Oh oh oh they're magic...

Fresh off of my Jaywalker euphoria, I cast on for another pair of socks. Well actually, that's not the full story.

(Why are my sock stories always sagas?)



I had this ball of Magic Stripes yarn in the Denim Stripe color way which I bought last Christmas. I'm totally aware of people's feelings about this yarn, but for some reason it just called to me.



While I was still working on my first Jaywalker, I cast on another pair in this yarn and plugged away.

I actually got almost to the heel-turning point before the concept of yardage entered my mind. 330 yards divided by 2 gave me much less yarn than I needed for a full pair. About 25% less. I did some math, I weighed some things, and when it came down to it, I didn't really want Jaywalker anklets badly enough to have to calculate what percentage of the cuff to rip back. I also really didn't want to knit a whole pair of socks constantly sweating the yardage.

I contemplated trying to find another skein in this dye lot (90), but Ravelry turned up empty and I couldn't find it for sale online. It occurred to me that they weren't lying on the package. It really could provide two socks in one ball, just not two Jaywalkers.



A-frogging I went. Man, it never really gets easier.

I decided the best way to handle my predicament was with math. This is probably a strange concept since this whole dilemma started by an aversion to math, but there it is.

I weighed my skein, measured my foot, then... made a gauge swatch. It is indeed the world's twee-est gauge swatch, and I felt ludicrous doing it, but it was informative. I got exactly 8 stitches to the inch, and if I were estimating, I would have said 6.5.

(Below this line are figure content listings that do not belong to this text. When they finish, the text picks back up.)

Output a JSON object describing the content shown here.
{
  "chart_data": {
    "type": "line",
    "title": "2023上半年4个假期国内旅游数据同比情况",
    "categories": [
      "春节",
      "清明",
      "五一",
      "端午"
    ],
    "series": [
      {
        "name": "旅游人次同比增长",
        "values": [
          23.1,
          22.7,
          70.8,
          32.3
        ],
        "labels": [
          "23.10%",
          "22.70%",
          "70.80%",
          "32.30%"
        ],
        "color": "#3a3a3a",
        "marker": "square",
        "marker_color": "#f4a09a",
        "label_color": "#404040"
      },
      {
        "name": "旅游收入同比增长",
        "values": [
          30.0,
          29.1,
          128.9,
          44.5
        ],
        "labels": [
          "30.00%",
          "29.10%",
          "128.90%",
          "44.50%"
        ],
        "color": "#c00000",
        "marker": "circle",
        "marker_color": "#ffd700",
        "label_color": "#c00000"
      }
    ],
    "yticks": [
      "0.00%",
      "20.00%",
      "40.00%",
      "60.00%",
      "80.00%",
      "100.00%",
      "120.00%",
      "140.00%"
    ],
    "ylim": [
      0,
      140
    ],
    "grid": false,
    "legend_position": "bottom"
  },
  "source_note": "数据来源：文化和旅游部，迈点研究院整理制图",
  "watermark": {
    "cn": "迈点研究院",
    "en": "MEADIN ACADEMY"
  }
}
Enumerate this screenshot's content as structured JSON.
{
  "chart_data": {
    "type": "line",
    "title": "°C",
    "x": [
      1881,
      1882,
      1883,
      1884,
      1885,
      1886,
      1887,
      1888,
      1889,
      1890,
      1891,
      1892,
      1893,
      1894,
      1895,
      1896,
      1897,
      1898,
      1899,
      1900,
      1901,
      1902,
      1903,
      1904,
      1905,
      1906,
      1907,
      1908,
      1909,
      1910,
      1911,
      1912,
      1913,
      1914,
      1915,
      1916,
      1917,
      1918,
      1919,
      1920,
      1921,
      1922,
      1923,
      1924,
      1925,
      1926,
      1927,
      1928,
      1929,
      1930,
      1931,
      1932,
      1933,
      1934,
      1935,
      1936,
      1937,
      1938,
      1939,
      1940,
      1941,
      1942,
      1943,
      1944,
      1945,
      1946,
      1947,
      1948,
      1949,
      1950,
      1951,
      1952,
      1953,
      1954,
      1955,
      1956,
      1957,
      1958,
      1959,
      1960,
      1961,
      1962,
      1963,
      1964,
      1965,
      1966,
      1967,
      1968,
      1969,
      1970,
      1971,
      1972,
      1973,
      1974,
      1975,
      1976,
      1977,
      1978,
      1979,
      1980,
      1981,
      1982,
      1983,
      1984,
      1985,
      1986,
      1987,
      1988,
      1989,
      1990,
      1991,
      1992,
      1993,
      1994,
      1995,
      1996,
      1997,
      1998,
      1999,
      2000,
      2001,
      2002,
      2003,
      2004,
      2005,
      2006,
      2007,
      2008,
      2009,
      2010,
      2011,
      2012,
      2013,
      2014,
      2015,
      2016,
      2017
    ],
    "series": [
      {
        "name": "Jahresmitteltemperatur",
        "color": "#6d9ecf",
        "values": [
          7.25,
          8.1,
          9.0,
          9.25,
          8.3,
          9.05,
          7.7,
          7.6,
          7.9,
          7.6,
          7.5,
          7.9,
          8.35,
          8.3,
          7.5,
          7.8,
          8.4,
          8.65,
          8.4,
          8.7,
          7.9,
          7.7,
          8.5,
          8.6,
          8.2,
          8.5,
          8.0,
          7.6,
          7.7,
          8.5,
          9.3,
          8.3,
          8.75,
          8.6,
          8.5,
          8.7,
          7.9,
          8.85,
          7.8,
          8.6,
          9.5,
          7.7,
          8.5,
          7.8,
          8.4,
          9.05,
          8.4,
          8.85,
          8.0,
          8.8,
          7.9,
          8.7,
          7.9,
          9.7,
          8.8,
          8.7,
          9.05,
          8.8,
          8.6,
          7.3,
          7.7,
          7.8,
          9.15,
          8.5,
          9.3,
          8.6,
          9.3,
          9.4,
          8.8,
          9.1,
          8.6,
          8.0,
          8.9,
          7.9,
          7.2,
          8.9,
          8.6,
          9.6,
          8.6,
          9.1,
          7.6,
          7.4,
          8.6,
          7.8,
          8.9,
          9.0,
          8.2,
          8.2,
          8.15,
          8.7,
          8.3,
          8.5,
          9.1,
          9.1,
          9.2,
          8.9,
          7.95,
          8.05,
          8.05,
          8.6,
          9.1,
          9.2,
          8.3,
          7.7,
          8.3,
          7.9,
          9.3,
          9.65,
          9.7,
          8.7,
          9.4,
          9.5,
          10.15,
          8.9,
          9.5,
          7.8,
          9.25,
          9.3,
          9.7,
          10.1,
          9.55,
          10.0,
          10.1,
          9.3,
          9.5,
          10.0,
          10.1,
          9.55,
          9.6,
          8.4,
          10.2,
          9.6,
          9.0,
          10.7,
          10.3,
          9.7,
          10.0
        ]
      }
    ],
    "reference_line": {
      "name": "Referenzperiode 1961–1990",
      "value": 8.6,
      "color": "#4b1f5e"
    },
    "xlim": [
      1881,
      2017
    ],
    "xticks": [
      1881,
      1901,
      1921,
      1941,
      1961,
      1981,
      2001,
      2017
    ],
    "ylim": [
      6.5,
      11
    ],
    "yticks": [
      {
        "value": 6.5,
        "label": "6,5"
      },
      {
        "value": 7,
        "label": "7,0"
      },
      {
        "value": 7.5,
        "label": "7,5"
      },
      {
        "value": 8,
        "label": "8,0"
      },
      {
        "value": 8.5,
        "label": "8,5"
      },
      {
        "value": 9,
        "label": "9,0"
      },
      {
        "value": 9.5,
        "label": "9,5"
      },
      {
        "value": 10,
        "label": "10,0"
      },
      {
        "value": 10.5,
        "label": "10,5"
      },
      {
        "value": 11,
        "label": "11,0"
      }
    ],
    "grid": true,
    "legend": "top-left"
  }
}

I plugged some numbers into a brilliant worksheet, and suddenly I was casting on for toe-up socks.



The pattern is brilliantly simple (Universal Toe-Up Sock Formula from Knitty, summer 2006). It began with a crochet cast-on, a short-row toe (interesting and very easy), then undoing the crochet, picking up the live stitches and working in the round. I mangled the crochet in unpicking it, but I didn't have any problems with the live stitches.



From there, I just zipped along. During a phone conversation with my mother and brother (they put me on speaker), I finished the foot. When I hung up, I turned the heel in literally a few minutes. I was amazed.

I weighed my sock at this point, minus the weight of the needles (can you tell that my digital scale is my new favorite toy?). It is 32.4 grams, leaving me 16.4 grams for the cuff, approximately 54 yards (I could explain all this math if you're really interested, but it involved cross-multiplying and ratios). I think that will be plenty.



I really love this yarn, which consistently surprises me. I see baseball, Americana, and sometimes the 1970s when I look at it. Occasionally it makes me think of clowns, and though I'm genuinely terrified of clowns, this yarn mitigates that and I just enjoy it. It ventures into that "so wrong it's right" territory for me, and for that, it's won my heart.

I also have unending love for this pattern and its adaptability. I carefully tried my sock on at the point of this last photo, and the fit is spot-on. It is exactly the right toe-to-heel distance and has a really enjoyable snugness. It probably helps that my foot has exact measurements of 9 inches circumference and 9.5 inches length. My worksheet yielded beautiful numbers (64 stitches, exactly 8 inches for the sole etc), which has only added to the pleasure.

I have skeins of two more sock yarns due to arrive soon, and I may use this pattern (or another toe-up) for both of those. I like not having to worry about yardage. I like it a lot.